State Rep. Jim Moeller, D-Vancouver, sponsored House Bill 1101. The bill passed the Health Care and Wellness Committee but Moeller backed off before it made it much further.
Moeller said there was quite a bit of interest in the legislation itself, but representatives from interest groups like the American Cancer Society and Washington Hospital Association said they weren’t aware there was a problem. That made Moeller think education, rather than legislation, might be a better solution.
“The way (the bill) was written, it was almost like as you were being wheeled into the operating room, ‘Here’s your options,’” Moeller said. “That’s not the time it needs to be discussed.”
In addition, Gabriel said there was some hesitation about imposing requirements on physicians and interfering with how they provide care to their patients.
So Moeller, Gabriel and the interest groups went back to the drawing board and came up with the website.

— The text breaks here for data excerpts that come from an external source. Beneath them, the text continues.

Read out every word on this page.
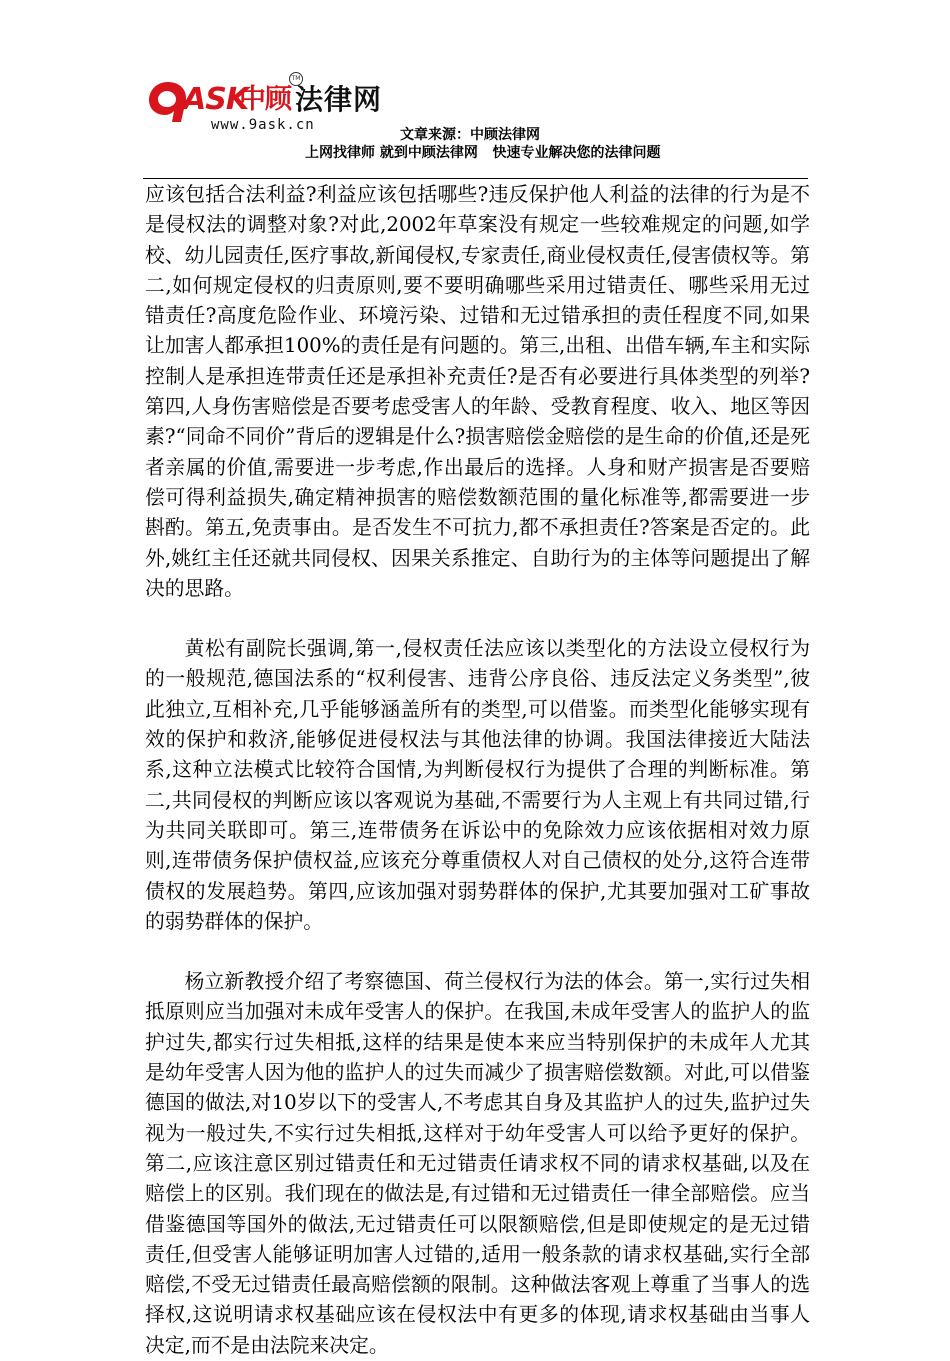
ASK
中顾
TM
法律网
www.9ask.cn
文章来源：中顾法律网
上网找律师 就到中顾法律网   快速专业解决您的法律问题

应该包括合法利益?利益应该包括哪些?违反保护他人利益的法律的行为是不是侵权法的调整对象?对此,2002年草案没有规定一些较难规定的问题,如学校、幼儿园责任,医疗事故,新闻侵权,专家责任,商业侵权责任,侵害债权等。第二,如何规定侵权的归责原则,要不要明确哪些采用过错责任、哪些采用无过错责任?高度危险作业、环境污染、过错和无过错承担的责任程度不同,如果让加害人都承担100%的责任是有问题的。第三,出租、出借车辆,车主和实际控制人是承担连带责任还是承担补充责任?是否有必要进行具体类型的列举?第四,人身伤害赔偿是否要考虑受害人的年龄、受教育程度、收入、地区等因素?“同命不同价”背后的逻辑是什么?损害赔偿金赔偿的是生命的价值,还是死者亲属的价值,需要进一步考虑,作出最后的选择。人身和财产损害是否要赔偿可得利益损失,确定精神损害的赔偿数额范围的量化标准等,都需要进一步斟酌。第五,免责事由。是否发生不可抗力,都不承担责任?答案是否定的。此外,姚红主任还就共同侵权、因果关系推定、自助行为的主体等问题提出了解决的思路。

黄松有副院长强调,第一,侵权责任法应该以类型化的方法设立侵权行为的一般规范,德国法系的“权利侵害、违背公序良俗、违反法定义务类型”,彼此独立,互相补充,几乎能够涵盖所有的类型,可以借鉴。而类型化能够实现有效的保护和救济,能够促进侵权法与其他法律的协调。我国法律接近大陆法系,这种立法模式比较符合国情,为判断侵权行为提供了合理的判断标准。第二,共同侵权的判断应该以客观说为基础,不需要行为人主观上有共同过错,行为共同关联即可。第三,连带债务在诉讼中的免除效力应该依据相对效力原则,连带债务保护债权益,应该充分尊重债权人对自己债权的处分,这符合连带债权的发展趋势。第四,应该加强对弱势群体的保护,尤其要加强对工矿事故的弱势群体的保护。

杨立新教授介绍了考察德国、荷兰侵权行为法的体会。第一,实行过失相抵原则应当加强对未成年受害人的保护。在我国,未成年受害人的监护人的监护过失,都实行过失相抵,这样的结果是使本来应当特别保护的未成年人尤其是幼年受害人因为他的监护人的过失而减少了损害赔偿数额。对此,可以借鉴德国的做法,对10岁以下的受害人,不考虑其自身及其监护人的过失,监护过失视为一般过失,不实行过失相抵,这样对于幼年受害人可以给予更好的保护。第二,应该注意区别过错责任和无过错责任请求权不同的请求权基础,以及在赔偿上的区别。我们现在的做法是,有过错和无过错责任一律全部赔偿。应当借鉴德国等国外的做法,无过错责任可以限额赔偿,但是即使规定的是无过错责任,但受害人能够证明加害人过错的,适用一般条款的请求权基础,实行全部赔偿,不受无过错责任最高赔偿额的限制。这种做法客观上尊重了当事人的选择权,这说明请求权基础应该在侵权法中有更多的体现,请求权基础由当事人决定,而不是由法院来决定。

The site, which launched the first of this month, is sponsored by the local nonprofit Pink Lemonade Project. Gabriel and his wife founded the advocacy group, which also offers educational retreats for women diagnosed with breast cancer.
They’re also creating postcards with the website’s information to be placed in the waiting rooms of physicians and nonprofit organizations.
Gabriel said they will track the number of women who receive breast reconstruction surgery after mastectomies for the next few years to see if the educational outreach is effective.
“Even though we didn’t pass the bill, it was still a victory for breast cancer patients because the awareness is out there and the education is out there now,” Gabriel said.